A thing called caramelized pork bits may, at first blush, seem a bit off the beaten path. But it makes perfect sense if you understand how it came about.
It used to be, occasionally, that I would pop out here with a recipe that was meant to be a weeknight dinner. I would make fried rice, or pasta with collards, or macaroni and cheese — stuff that could be thrown together, all filling and comforting, in something less than an hour from start to finish. It was the pickling that initially distracted me from making those kinds of posts (and so many others, too). And then — as Sarah likes to tell me — I got sidetracked from the whole project of making any kind of entrées for the blog at all.
But then here’s the thing: as I’ve mentioned before, my teaching schedule has become such that not only is it hard for me to do special-interest projects like elaborate pickles, it’s hard for me to do any cooking at all. Where I used to come home in the late afternoons in time to start dinner, now I’m in class during that timeslot, and well into the evening.
The upshot of this problem is that it has given Sarah the opportunity for copious cooking — something she’s never done before, and something it turns out she does so well that I’d really like her to make a guest post here, one of these days (hint, hint). The downside is that little has happened since this last semester began toward remedying Twice Cooked’s main course morass.
Or little, at least, in the way of blog posts.
The truth is that I’ve actually been thinking a lot about entrées — especially the quick kind — for the past couple of months. I tell Sarah that what I’m trying to figure out is how to share the cooking more equitably, and how to relieve her of a task that I know she feels is a burden. But Sarah knows the truth. You’re jealous that I’m horning in on your kitchen, she tells me. And you want it back.
And I suppose that on that point, I can’t really disagree, either.
And this is where the caramelized pork bits come into the story. Not only does this recipe constitute a real, honest-to-goodness entrée, posted here, by me. It also constitutes a recipe that is quick enough and simple enough that I can accomplish it through the pea-soup fog of a weeknight, post-teaching, semi-somnolent daze.
Caramelized pork bits almost require that I not pay too much attention to what I am doing. The recipe starts with ground pork, and it demands I cook the heck out of it — for so long that what you’d expect would be an almost inedible mess. But the final result is anything but inedible. By cooking it for so long, what comes out is a flavorful, sweet, salty, umami controlled mess, that is not exactly thịt heo băm — Vietnamese minced caramelized pork — but that is certainly inspired by it.
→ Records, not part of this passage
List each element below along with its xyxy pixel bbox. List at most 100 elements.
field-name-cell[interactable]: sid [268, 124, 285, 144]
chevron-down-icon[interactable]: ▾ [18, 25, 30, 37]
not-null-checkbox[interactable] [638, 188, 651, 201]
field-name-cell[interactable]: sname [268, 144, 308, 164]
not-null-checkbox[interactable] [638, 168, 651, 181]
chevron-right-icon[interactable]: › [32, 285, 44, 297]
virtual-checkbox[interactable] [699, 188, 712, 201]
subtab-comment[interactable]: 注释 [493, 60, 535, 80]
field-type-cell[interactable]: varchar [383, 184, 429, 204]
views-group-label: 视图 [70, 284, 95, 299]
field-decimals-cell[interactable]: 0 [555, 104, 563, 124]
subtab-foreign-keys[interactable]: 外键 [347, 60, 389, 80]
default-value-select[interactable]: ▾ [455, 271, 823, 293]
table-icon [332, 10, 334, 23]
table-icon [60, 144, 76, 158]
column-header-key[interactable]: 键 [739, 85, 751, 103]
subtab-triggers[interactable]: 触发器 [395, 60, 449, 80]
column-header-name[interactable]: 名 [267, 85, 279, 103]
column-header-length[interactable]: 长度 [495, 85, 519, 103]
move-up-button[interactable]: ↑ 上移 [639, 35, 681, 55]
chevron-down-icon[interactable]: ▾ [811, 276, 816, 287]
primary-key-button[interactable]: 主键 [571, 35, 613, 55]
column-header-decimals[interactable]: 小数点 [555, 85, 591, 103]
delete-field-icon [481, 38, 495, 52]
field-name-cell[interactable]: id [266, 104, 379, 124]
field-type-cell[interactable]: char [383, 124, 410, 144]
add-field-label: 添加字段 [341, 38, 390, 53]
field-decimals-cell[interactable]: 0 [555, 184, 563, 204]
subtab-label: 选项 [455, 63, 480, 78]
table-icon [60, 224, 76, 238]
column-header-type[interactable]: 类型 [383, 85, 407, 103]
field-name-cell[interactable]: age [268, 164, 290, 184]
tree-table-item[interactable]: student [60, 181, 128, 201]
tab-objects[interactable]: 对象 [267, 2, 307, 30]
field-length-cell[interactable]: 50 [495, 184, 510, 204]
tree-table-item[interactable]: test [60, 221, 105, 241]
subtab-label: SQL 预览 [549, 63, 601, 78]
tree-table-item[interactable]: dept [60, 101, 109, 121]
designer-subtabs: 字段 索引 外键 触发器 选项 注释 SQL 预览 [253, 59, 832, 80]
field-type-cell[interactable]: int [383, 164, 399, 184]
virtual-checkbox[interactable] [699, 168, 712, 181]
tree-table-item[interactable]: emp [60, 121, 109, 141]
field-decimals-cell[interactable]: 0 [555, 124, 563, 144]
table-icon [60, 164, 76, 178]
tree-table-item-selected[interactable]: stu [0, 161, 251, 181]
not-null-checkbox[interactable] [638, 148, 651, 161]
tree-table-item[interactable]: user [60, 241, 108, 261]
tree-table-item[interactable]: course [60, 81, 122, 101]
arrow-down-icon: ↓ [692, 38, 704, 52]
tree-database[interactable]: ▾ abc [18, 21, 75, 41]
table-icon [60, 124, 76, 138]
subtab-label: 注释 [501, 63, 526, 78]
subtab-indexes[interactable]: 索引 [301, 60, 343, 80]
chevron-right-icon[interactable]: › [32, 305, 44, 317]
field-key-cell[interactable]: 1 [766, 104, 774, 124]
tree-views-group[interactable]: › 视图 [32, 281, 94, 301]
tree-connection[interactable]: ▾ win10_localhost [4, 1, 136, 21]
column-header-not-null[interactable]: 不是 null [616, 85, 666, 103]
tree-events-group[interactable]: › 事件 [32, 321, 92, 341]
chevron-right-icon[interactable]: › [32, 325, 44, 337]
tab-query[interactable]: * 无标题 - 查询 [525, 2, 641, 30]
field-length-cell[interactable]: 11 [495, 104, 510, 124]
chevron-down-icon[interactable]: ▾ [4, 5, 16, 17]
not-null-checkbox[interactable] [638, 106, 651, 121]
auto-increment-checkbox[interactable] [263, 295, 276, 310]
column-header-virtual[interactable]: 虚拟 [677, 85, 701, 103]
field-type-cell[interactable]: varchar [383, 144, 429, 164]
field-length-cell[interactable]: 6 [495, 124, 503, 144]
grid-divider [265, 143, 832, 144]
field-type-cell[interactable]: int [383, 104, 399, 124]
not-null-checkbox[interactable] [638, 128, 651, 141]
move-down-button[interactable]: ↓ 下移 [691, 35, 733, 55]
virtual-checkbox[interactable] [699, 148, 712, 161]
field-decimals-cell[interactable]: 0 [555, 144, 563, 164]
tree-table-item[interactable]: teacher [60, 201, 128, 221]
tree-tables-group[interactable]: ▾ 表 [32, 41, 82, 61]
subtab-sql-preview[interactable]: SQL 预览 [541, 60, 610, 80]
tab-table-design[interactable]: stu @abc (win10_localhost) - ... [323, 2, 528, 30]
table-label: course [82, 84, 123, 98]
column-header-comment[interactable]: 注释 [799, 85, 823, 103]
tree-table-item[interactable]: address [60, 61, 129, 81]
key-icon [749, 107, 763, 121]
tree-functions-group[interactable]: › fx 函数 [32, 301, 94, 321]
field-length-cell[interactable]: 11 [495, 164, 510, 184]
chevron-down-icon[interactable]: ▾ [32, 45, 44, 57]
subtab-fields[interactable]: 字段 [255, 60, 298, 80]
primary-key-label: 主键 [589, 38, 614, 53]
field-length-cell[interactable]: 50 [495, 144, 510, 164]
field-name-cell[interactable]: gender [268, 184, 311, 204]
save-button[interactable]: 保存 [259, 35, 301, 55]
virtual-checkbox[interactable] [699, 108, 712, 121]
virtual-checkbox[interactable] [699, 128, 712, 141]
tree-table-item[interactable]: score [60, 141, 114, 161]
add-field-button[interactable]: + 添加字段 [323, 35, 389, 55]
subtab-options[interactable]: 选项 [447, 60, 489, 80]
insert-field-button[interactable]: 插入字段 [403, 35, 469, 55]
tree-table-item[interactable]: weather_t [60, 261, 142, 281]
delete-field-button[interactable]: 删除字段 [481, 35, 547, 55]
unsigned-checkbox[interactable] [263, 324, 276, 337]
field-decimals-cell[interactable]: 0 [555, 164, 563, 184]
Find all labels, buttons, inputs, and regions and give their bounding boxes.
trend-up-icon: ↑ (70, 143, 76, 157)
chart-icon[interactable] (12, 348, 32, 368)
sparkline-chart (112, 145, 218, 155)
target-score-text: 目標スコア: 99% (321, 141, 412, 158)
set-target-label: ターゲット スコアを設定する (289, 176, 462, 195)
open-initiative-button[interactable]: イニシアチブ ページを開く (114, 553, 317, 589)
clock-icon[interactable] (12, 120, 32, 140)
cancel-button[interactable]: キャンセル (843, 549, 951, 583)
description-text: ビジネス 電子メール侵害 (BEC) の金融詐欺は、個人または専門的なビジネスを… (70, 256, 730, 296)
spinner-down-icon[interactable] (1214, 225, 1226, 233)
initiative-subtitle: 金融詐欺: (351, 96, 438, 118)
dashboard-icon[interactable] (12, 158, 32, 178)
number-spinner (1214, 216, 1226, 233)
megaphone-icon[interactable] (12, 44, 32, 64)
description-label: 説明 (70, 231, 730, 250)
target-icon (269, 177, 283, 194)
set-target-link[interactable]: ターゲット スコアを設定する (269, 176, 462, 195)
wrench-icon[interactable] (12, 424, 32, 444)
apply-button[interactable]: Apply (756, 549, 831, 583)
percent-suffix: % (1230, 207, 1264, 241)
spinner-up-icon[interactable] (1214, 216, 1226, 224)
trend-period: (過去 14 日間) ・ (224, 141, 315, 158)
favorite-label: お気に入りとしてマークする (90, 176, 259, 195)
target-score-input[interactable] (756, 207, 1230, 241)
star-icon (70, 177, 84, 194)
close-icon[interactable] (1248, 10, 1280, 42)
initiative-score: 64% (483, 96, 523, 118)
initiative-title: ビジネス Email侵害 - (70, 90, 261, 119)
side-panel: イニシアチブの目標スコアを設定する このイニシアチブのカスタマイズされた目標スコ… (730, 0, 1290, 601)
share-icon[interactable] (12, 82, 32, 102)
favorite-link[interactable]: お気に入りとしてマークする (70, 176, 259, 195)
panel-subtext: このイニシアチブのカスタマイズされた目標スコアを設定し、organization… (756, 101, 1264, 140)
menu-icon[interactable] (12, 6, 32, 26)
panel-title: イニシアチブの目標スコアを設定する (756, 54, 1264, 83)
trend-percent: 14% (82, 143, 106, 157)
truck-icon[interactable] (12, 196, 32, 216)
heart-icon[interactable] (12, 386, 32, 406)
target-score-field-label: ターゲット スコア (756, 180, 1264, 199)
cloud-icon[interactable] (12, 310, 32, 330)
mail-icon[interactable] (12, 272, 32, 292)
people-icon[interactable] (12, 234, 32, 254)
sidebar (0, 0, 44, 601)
I first thought about this recipe while reading Andrea Nguyen’s Into the Vietnamese Kitchen, which itself has a great recipe for thịt heo băm. But thịt heo băm requires other dishes to go along with it — vegetables and the like — to make a well-balanced meal. This version has a little bit of everything, and so there’s no compelling need to take the extra time to make salad, or sautéed greens or anything like that.
To a couple of people, now, I’ve explained this dish as a kind of inauthentically Asian sloppy joes. And I think that’s a pretty good way to think about it. Take meat, add heat, stack it on carbs, and eat.
The fact that those carbs are from broken rice instead of a squishy white hamburger bun is immaterial to the equation. Except that it adds a kind of thank-you-note homage to the dish’s Vietnamese origin. And except that broken rice is far, far more delicious.
1/2 lb. Ground Pork
1 quart White Mushrooms, sliced
1 bunch of Collard Greens, well chopped
1 Leek, halved and sliced
5 Cloves of Garlic, minced
1 tbsp Red Hot Pepper Sauce (or Tuong Ot Toi)
1 tbsp Granulated Sugar
1 cup Broken Rice (or plain jasmine rice — but Vietnamese-style broken rice is better for this application)
1 1/2 cups Filtered Water
Add the rice, water, and salt to your rice cooker, and steam according to the manufacturer’s instructions.
Meanwhile, to a skillet over medium heat, add a generous coating of vegetable oil, the mushrooms, and the leeks, and saute until the leeks have softened and the mushrooms are almost all the way cooked. Turn your stove up to medium-high. Then add the ground pork, a generous dousing of fish sauce, and the sugar, and stir vigorously, using the side of your spoon to break the meat into atomized crumbles.
When the ground pork looks more or less cooked all the way through, add the hot sauce and garlic, and — continuing to stir — cook until the meat has turned a dark caramel brown and is beginning to get crusty (this should take 8-10 minutes). Then add the collards and cook the whole thing for 5-7 minutes more, or until they are tender.
Serve the caramelized pork directly out of the hot skillet, over a generous helping of rice (two parts rice to one part pork).
If you can find it at your grocery store, cubes of fried tofu makes a great addition to this dish. Just add them at the same time you add your garlic and hot sauce.